Desde 1995, na primeira segunda-feira de cada mês, na Capela do Ossuário da
Catedral, é celebrada a Santa Missa pelos nossos irmãos anônimos, enterrados
em uma área do Cemitério de Santa Cruz. Muitos deles são desconhecidos: e em
vez de nome, levam apenas um número. No próximo dia 2 de novembro, logo após
a Missa que celebro na quadra do Caju, onde dormem seu último sono os
sacerdotes do clero carioca, com a qual dou início às missas em nossos
cemitérios, irei a Santa Cruz celebrar o Santo Sacrifício em sufrágio desses
nossos irmãos pobres e anônimos. Em 1999 foram celebradas, nesse dia, 121
missas nas dezessete necrópolis do Rio.
Para se ter uma idéia da gravidade do assunto, de janeiro a agosto deste ano
foram sepultados ali, nessas condições, 692 cadáveres, sendo que sem
identificação, 563. A cova tem apenas um número. Do total, 79 eram mulheres
e quatro menores.
As condições do sepultamento são precárias. Pairam as interrogações sobre
desvios de cadáveres, mesmo a título de estudo. No entanto, por questão de
justiça, reconheço as rápidas providências tomadas pela Santa Casa da
Misericórdia, no que se refere às que lhe competem, nessa matéria.
Devo sublinhar que uma pessoa, de qualquer classe social e não apenas os
mais pobres, pode ser transformada em indigente, caso morra de causas
violentas. São mortos anônimos, cidadãos que simplesmente desaparecem do
cenário da vida, sem nome. E a grande maioria vinda das quase quarenta
Delegacias da cidade do Rio de Janeiro, tem como "causa mortis": perfurações
por arma de fogo, ação contundente, ação perfuro-contundente, atropelamento
e estrangulamento, arma branca, esmagamento do crânio... E aí fica a
pergunta: os autores de tanta violência foram descobertos e punidos, ou pelo
menos, qual é o andamento dos inquéritos? A Arquidiocese vai buscar lançar
alguma luz sobre o problema.
Esses nossos irmãos são aqui lembrados pelo Pastor e por toda a comunidade,
para que cada um assuma a sua responsabilidade na aplicação dos Direitos
Humanos.

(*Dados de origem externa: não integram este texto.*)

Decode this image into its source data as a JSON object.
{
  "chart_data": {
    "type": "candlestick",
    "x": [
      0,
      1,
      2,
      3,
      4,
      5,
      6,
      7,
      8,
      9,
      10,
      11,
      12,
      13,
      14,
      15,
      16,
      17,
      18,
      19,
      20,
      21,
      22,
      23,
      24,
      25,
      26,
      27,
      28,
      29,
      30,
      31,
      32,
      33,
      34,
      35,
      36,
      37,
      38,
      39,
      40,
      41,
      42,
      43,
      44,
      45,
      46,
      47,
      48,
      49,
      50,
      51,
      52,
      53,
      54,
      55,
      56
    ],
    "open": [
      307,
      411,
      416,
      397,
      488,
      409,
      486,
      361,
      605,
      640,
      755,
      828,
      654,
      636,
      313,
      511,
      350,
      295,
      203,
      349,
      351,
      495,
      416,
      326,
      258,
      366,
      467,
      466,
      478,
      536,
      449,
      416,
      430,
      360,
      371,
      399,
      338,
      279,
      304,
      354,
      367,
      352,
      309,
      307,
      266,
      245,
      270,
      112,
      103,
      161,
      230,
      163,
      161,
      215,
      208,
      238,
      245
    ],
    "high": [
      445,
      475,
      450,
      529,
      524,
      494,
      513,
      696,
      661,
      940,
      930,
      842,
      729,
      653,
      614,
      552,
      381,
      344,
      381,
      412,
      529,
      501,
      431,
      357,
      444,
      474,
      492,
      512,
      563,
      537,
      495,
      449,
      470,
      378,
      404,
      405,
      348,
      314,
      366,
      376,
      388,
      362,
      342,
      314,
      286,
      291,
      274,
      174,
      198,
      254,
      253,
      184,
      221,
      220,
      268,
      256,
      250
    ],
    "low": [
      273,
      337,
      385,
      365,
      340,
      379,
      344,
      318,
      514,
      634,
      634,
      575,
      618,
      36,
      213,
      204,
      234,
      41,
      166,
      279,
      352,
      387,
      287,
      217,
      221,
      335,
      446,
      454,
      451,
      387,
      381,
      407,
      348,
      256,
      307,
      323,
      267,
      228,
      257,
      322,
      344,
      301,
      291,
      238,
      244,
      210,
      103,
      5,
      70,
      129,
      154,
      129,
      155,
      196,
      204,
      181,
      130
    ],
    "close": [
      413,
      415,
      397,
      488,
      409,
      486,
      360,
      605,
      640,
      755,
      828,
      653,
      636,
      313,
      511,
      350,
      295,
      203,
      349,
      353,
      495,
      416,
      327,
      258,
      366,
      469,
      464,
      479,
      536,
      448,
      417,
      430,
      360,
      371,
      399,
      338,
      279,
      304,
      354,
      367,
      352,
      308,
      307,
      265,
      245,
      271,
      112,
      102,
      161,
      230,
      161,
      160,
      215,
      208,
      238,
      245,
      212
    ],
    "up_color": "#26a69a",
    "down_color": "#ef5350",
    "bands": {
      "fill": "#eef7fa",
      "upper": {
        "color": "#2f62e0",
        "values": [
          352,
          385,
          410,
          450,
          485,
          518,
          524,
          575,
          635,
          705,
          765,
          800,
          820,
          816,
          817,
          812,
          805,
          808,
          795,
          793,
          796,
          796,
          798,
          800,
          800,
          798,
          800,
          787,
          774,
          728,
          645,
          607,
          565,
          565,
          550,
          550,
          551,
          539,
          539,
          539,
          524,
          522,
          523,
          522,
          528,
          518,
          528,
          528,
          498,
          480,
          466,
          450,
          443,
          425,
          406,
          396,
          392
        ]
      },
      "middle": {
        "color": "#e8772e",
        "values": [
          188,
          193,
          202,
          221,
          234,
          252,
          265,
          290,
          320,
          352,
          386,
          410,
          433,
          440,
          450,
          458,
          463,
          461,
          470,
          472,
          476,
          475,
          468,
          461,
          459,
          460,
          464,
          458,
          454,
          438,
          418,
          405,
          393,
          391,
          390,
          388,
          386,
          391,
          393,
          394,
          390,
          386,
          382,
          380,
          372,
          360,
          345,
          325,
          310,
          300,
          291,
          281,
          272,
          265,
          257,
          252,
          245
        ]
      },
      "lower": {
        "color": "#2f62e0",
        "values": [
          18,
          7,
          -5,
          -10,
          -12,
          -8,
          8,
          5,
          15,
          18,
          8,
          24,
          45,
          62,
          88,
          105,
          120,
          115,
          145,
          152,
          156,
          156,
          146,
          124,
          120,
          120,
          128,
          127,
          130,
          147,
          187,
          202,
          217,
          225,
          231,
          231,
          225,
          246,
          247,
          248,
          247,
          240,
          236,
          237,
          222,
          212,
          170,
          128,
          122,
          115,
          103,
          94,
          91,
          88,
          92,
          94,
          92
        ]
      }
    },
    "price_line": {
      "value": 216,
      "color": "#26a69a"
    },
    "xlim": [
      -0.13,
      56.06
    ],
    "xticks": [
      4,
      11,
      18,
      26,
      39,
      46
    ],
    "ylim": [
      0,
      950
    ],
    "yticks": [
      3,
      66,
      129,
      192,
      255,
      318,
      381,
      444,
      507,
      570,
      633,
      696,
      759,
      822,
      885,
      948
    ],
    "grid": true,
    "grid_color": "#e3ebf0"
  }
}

Rico ou pobre, todos são iguais diante da morte. Por isso, o pároco
de Santa Cruz faz a encomendação, durante o ano, desses excluídos que um dia
trouxeram no corpo a imagem de Deus, muitas vezes deformada pela miséria.
Embora reste apenas um número, por esse nosso irmão é rezada uma Missa e
seus restos mortais descem a uma sepultura - ou arremedo de sepultura - com
as mesmas orações que acompanham os outros, mais dotados de favores
materiais.
O Dia dos Mortos não nos recorda uma derrota, mas a vitória nas palavras de
São Paulo (1Cor 15,54ss): "Quando este corpo mortal estiver revestido da
imortalidade, então se cumprirá a palavra da Escritura: A morte foi tragada
pela vitória. Onde está, ó morte, a tua vitória? Graças sejam dadas a Deus,
que nos dá a vitória, por Nosso Senhor Jesus Cristo".